I work for a company that provides a web app where we would like to give the user some sort of "digital safe". In this safe, the user can store and download whichever files he wants.

The idea is that the system generates a symmetric key for an user and this key will be used for encrypting and decrypting the files inside the safe. This key will only be generated once for the user and as soon as he downloads it, it will be deleted from the server. If the user wants to see what is inside the safe or wants to put a new file inside, he will have to provide this key. As all files would be encrypted at rest, this should keep us safe in case someone gets access to these files on the server. Plus, if someone manages to steal a users account and password, they still wouldn't be able to see the files unless they also managed to steal the key.

The objective is to really transfer the responsibility of keeping this key safe to the user. We are aware if he loses this key he will never be able to retrieve what stores in the safe again. The idea is to make us less accountable for what he is storing in the safe and to show that not even we, the creators of the web app, have access to his data.

So, summary: disclosure is important. We want to let the user encrypt files and protect them from ourselves and from potential intruders, even if the user's username and password leaks. Letting the user be responsible for his key should make us less accountable.

Is it a terrible idea to let the user be responsible for his encrypted data?

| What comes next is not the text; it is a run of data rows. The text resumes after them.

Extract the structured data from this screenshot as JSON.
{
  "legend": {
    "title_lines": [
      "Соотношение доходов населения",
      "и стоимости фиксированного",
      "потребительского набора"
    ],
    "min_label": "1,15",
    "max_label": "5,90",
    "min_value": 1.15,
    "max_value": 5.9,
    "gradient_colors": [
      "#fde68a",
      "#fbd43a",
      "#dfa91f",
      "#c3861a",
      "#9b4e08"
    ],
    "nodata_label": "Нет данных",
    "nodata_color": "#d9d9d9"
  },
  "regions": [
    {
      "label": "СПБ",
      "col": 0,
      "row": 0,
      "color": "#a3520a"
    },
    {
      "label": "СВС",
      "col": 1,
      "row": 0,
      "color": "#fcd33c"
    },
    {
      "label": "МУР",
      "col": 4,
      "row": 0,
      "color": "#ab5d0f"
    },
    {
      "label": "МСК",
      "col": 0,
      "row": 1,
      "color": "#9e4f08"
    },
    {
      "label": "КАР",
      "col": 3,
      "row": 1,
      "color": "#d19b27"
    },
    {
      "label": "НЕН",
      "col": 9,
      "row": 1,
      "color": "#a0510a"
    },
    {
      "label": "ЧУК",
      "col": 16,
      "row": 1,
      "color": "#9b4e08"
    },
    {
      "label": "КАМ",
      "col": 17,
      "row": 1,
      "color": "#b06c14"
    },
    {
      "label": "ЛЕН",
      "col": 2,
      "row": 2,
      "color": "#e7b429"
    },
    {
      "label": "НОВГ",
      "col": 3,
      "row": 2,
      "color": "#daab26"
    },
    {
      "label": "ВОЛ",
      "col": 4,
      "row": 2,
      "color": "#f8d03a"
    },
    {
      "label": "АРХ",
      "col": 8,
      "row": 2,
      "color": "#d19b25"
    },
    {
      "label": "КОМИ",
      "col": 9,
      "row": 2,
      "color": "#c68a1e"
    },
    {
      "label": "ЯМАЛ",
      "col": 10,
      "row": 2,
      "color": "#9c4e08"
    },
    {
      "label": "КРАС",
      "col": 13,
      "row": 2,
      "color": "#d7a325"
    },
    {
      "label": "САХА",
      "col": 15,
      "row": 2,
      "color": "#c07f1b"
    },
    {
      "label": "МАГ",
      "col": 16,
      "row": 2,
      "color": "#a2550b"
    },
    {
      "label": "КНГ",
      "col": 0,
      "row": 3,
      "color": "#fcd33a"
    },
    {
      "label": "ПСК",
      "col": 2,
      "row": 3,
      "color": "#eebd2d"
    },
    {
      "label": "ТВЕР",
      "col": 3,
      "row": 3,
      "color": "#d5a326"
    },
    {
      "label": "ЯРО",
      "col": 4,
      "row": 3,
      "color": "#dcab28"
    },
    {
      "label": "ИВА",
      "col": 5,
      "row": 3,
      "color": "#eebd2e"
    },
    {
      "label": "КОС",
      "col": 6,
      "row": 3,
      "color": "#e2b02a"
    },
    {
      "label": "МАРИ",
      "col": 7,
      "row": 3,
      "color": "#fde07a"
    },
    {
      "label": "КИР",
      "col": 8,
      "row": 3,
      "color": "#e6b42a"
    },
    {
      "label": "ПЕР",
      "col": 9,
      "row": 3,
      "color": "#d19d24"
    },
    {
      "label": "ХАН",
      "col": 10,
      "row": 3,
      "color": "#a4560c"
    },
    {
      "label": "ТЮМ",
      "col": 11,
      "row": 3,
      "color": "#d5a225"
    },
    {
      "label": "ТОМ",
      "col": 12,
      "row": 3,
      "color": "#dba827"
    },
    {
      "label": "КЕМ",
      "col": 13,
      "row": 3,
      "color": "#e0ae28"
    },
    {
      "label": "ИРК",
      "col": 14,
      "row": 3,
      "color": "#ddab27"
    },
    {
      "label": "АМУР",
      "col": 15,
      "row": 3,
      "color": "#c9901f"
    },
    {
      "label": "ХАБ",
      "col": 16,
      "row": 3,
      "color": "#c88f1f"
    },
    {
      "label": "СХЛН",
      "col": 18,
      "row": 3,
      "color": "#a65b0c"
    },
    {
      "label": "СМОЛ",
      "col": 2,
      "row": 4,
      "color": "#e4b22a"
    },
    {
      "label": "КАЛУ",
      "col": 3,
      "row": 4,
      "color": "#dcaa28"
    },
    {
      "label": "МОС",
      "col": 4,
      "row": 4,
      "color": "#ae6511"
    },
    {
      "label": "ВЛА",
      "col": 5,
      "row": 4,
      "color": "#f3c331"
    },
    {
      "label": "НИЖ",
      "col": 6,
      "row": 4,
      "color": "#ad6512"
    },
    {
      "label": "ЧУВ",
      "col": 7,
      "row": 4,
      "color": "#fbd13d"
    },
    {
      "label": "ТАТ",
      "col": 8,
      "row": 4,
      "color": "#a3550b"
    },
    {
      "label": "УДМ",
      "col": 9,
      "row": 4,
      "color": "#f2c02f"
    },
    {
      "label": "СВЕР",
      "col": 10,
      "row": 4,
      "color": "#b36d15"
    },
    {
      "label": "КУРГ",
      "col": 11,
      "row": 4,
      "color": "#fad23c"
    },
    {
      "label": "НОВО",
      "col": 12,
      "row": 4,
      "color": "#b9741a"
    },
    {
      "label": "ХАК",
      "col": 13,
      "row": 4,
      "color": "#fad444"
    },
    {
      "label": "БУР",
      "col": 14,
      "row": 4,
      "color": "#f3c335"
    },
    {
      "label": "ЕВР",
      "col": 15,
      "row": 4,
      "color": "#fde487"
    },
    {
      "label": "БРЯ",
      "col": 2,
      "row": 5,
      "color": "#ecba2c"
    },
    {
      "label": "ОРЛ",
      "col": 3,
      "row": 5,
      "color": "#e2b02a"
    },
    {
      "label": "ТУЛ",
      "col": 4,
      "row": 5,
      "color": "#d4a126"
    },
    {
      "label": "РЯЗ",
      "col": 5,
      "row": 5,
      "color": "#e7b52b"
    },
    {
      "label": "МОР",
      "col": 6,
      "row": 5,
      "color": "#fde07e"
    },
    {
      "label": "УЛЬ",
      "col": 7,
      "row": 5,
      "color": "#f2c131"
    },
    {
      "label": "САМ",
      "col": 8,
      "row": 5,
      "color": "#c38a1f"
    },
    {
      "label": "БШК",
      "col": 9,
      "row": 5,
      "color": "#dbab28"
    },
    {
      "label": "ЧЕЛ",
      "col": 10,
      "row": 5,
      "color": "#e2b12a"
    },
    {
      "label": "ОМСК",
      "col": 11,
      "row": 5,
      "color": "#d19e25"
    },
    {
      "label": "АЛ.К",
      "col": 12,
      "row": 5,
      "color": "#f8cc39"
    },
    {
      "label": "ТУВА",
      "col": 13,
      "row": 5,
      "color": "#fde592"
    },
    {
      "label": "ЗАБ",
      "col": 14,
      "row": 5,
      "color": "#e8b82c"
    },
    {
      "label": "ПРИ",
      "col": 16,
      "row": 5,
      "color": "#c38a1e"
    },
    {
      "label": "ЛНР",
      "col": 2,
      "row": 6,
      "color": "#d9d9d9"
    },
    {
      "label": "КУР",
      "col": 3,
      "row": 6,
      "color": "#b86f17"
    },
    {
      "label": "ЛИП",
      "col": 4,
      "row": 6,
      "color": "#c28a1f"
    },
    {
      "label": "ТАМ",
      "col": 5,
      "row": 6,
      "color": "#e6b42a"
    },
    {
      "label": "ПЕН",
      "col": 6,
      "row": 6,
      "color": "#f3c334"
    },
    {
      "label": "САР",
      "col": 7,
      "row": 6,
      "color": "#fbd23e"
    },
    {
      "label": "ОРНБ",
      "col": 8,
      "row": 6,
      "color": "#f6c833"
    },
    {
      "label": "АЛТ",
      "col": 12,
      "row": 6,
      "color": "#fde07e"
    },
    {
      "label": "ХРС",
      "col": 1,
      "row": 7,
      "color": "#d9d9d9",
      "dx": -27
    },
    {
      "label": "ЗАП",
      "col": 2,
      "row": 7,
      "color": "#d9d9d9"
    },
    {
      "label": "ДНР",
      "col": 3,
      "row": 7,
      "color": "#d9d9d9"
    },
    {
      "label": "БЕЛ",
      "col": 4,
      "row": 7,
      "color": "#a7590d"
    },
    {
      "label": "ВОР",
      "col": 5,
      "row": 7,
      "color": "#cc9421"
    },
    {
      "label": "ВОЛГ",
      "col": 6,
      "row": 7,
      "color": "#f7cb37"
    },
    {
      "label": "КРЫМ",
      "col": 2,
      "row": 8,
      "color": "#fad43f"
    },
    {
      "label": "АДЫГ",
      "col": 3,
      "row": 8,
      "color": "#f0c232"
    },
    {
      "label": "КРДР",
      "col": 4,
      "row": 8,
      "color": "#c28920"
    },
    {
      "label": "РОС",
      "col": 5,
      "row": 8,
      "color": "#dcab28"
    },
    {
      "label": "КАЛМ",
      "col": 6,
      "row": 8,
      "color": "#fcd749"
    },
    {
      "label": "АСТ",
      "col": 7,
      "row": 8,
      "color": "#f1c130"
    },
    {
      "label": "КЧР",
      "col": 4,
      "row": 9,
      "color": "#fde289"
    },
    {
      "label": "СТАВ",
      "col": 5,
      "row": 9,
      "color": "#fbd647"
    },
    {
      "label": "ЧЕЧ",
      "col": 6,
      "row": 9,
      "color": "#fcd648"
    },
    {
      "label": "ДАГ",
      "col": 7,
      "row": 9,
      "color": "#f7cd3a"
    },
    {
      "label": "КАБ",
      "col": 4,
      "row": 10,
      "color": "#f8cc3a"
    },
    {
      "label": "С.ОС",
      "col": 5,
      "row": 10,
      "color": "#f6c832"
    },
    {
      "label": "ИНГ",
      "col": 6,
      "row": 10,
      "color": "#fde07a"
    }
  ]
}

  • I think there could be an option, to either keep the original file for recovery, or to agree that the key is not stored for recovery, but he could use e.g. google drive to backup it, if he trust it, in some easy way, and this could be kept secret, if he has this backup or not, because it's a separate company, and requires another password or something. It could be Chinese based business for example, so I dont think they would ever handle it to the western police. Commented Jul 10, 2012 at 8:16
  • Terrible how? Are you asking if there are security vulnerabilities caused by the user holding the key instead of you? Commented Jul 10, 2012 at 8:45
  • @GrahamHill yes. I mean, I understand the user also has to take precautions. But in comparison to the app storing all symmetric keys, making the key not available (because the user has them) even if someone hacks the server is safer, right?
    – Bhaskara
    Commented Jul 10, 2012 at 12:19

1 Answer 1


Given the alternative scenario, where you store the key, in order to ensure privacy you need to authenticate the user - so effectively the users password becomes a surrogate for the key.

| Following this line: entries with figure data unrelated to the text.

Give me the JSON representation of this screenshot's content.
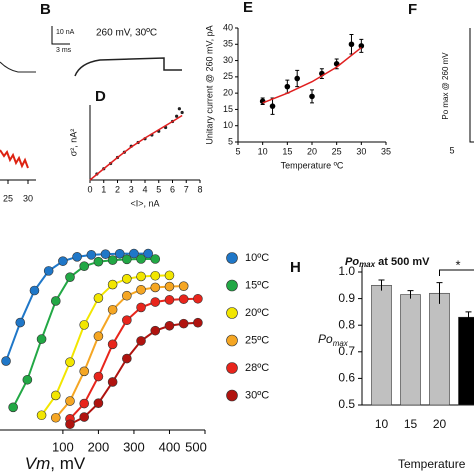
{
  "chart_data": [
    {
      "type": "scatter",
      "panel": "D",
      "xlabel": "<I>, nA",
      "ylabel": "σ², nA²",
      "xlim": [
        0,
        8
      ],
      "xticks": [
        0,
        1,
        2,
        3,
        4,
        5,
        6,
        7,
        8
      ],
      "ylim": [
        0,
        1
      ],
      "x": [
        0.5,
        1,
        1.5,
        2,
        2.5,
        3,
        3.5,
        4,
        4.5,
        5,
        5.5,
        6,
        6.3,
        6.5,
        6.7
      ],
      "values": [
        0.08,
        0.15,
        0.22,
        0.3,
        0.37,
        0.45,
        0.5,
        0.55,
        0.6,
        0.65,
        0.7,
        0.78,
        0.85,
        0.95,
        0.9
      ],
      "color": "#222222",
      "fit": {
        "color": "#e02020",
        "x": [
          0,
          1,
          2,
          3,
          4,
          5,
          6,
          6.7
        ],
        "values": [
          0,
          0.15,
          0.3,
          0.44,
          0.56,
          0.67,
          0.78,
          0.86
        ]
      }
    },
    {
      "type": "scatter",
      "panel": "E",
      "xlabel": "Temperature ºC",
      "ylabel": "Unitary current @ 260 mV, pA",
      "xlim": [
        5,
        35
      ],
      "xticks": [
        5,
        10,
        15,
        20,
        25,
        30,
        35
      ],
      "ylim": [
        5,
        40
      ],
      "yticks": [
        5,
        10,
        15,
        20,
        25,
        30,
        35,
        40
      ],
      "x": [
        10,
        12,
        15,
        17,
        20,
        22,
        25,
        28,
        30
      ],
      "values": [
        17.5,
        16,
        22,
        24.5,
        19,
        26,
        29,
        35,
        34.5
      ],
      "errors": [
        1,
        2.5,
        2,
        2.5,
        2,
        1.5,
        1.5,
        3,
        2
      ],
      "color": "#000000",
      "fit": {
        "color": "#e02020",
        "x": [
          10,
          15,
          20,
          25,
          30
        ],
        "values": [
          17,
          20,
          23.5,
          28,
          34
        ]
      }
    },
    {
      "type": "line",
      "xlabel": [
        "Vm",
        ", mV"
      ],
      "xlim": [
        -77,
        500
      ],
      "xticks": [
        100,
        200,
        300,
        400,
        500
      ],
      "ylim": [
        0,
        1
      ],
      "series": [
        {
          "name": "10ºC",
          "color": "#1f77c8",
          "x": [
            -60,
            -20,
            20,
            60,
            100,
            140,
            180,
            220,
            260,
            300,
            340
          ],
          "values": [
            0.383,
            0.597,
            0.775,
            0.884,
            0.938,
            0.962,
            0.973,
            0.977,
            0.979,
            0.98,
            0.98
          ]
        },
        {
          "name": "15ºC",
          "color": "#22a845",
          "x": [
            -40,
            0,
            40,
            80,
            120,
            160,
            200,
            240,
            280,
            320,
            360
          ],
          "values": [
            0.126,
            0.279,
            0.505,
            0.717,
            0.849,
            0.91,
            0.935,
            0.944,
            0.948,
            0.95,
            0.95
          ]
        },
        {
          "name": "20ºC",
          "color": "#f2e600",
          "x": [
            40,
            80,
            120,
            160,
            200,
            240,
            280,
            320,
            360,
            400
          ],
          "values": [
            0.082,
            0.192,
            0.377,
            0.584,
            0.733,
            0.808,
            0.84,
            0.853,
            0.857,
            0.859
          ]
        },
        {
          "name": "25ºC",
          "color": "#f5a623",
          "x": [
            80,
            120,
            160,
            200,
            240,
            280,
            320,
            360,
            400,
            440
          ],
          "values": [
            0.068,
            0.161,
            0.326,
            0.521,
            0.668,
            0.746,
            0.779,
            0.792,
            0.797,
            0.799
          ]
        },
        {
          "name": "28ºC",
          "color": "#e8251c",
          "x": [
            120,
            160,
            200,
            240,
            280,
            320,
            360,
            400,
            440,
            480
          ],
          "values": [
            0.062,
            0.147,
            0.297,
            0.476,
            0.61,
            0.681,
            0.711,
            0.723,
            0.727,
            0.729
          ]
        },
        {
          "name": "30ºC",
          "color": "#b0130f",
          "x": [
            120,
            160,
            200,
            240,
            280,
            320,
            360,
            400,
            440,
            480
          ],
          "values": [
            0.032,
            0.072,
            0.149,
            0.267,
            0.397,
            0.495,
            0.552,
            0.579,
            0.591,
            0.596
          ]
        }
      ]
    },
    {
      "type": "bar",
      "panel": "H",
      "title": [
        "Po",
        "max",
        " at 500 mV"
      ],
      "ylabel": [
        "Po",
        "max"
      ],
      "xlabel": "Temperature",
      "categories": [
        "10",
        "15",
        "20",
        null
      ],
      "values": [
        0.95,
        0.915,
        0.92,
        0.83
      ],
      "errors": [
        0.02,
        0.015,
        0.04,
        0.02
      ],
      "colors": [
        "#c0c0c0",
        "#c0c0c0",
        "#c0c0c0",
        "#000000"
      ],
      "ylim": [
        0.5,
        1
      ],
      "yticks": [
        0.5,
        0.6,
        0.7,
        0.8,
        0.9,
        {
          "value": 1,
          "label": "1.0"
        }
      ],
      "annotation": "*"
    }
  ],
  "panel_a": {
    "xtick_labels": [
      "25",
      "30"
    ]
  },
  "panel_b": {
    "label": "B",
    "scale_current": "10 nA",
    "scale_time": "3 ms",
    "condition": "260 mV, 30ºC"
  },
  "panel_f": {
    "label": "F",
    "ylabel": "Po max @ 260 mV",
    "xtick_label": "5"
  }
}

It's quite possible to implement the key generation and encryption / decryption on the browser - which avoids a potential disclosure of the key in transmission / on your server. This also solves the problem of disclosure requests - working out what third parties are actually able to demand disclosure can be a bit of a problem. On the other hand, there is some value in providing a service where managed disclosure is part of the offering (e.g. individual accounts are set up as part of a group - e.g. a corporate entity - and the corporate entity can establish formal criteria under which the information can be disclosed to another member of the group).

i.e. whether its a bad idea depends on the business model.

  • ah I hadn't thought about that! Is it ok to generate the key, encrypt and decrypt using javascript? can you elaborate a bit on the business model? thanks for the great answer!